AOK: Routinedaten für bessere Versorgung nutzen

Aus Sicht der AOK können Routinedaten-Auswertungen die bisherigen Aktivitäten zur Verbesserung der Versorgung von pflegebedürftigen Menschen sinnvoll ergänzen. Die Routinedaten-Auswertungen hätten den Vorteil, dass sich damit auch Schnittstellen zur Gesundheitsversorgung beleuchten lassen, zu denen es bisher keine systematischen und regelmäßigen Auswertungen gibt, so Niemeyer. „Eine gute Zusammenarbeit zwischen den Pflegeeinrichtungen, den behandelnden Ärztinnen und Ärzten und Kliniken ist eine wichtige Voraussetzung für eine gute Versorgung“. Es sei „absolut sinnvoll“, das Potenzial dieser Daten zu nutzen, um die Versorgungsangebote vor Ort weiterzuentwickeln, so Niemeyer weiter.

Qualitätsatlas soll Verbesserung regionaler Strukturen und Rahmenbedingungen anstoßen

Der Qualitätsatlas Pflege des WIdO richtet sich daher im ersten Schritt vor allem an die Akteure vor Ort.

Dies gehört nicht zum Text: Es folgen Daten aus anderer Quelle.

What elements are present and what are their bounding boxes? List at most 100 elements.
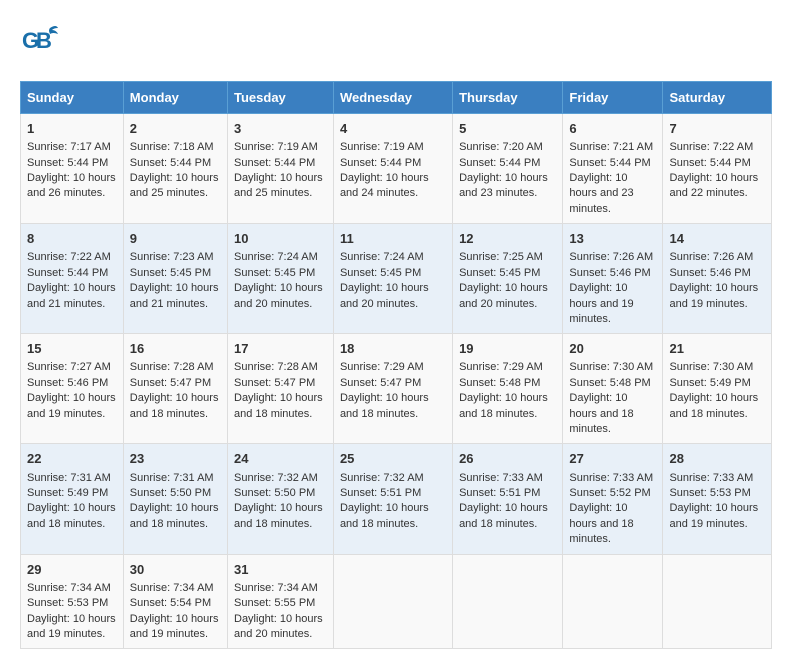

Die AOK steht zur Weiterentwicklung der Versorgung sowie zur weiteren Ausrichtung der regionalen Strukturen und Rahmenbedingungen mit allen Beteiligten aktiv im Austausch. Eine Ausweitung der Datenauswertungen auf die Arbeit von ambulanten Pflegediensten sei möglich und müsse ebenfalls angegangen werden.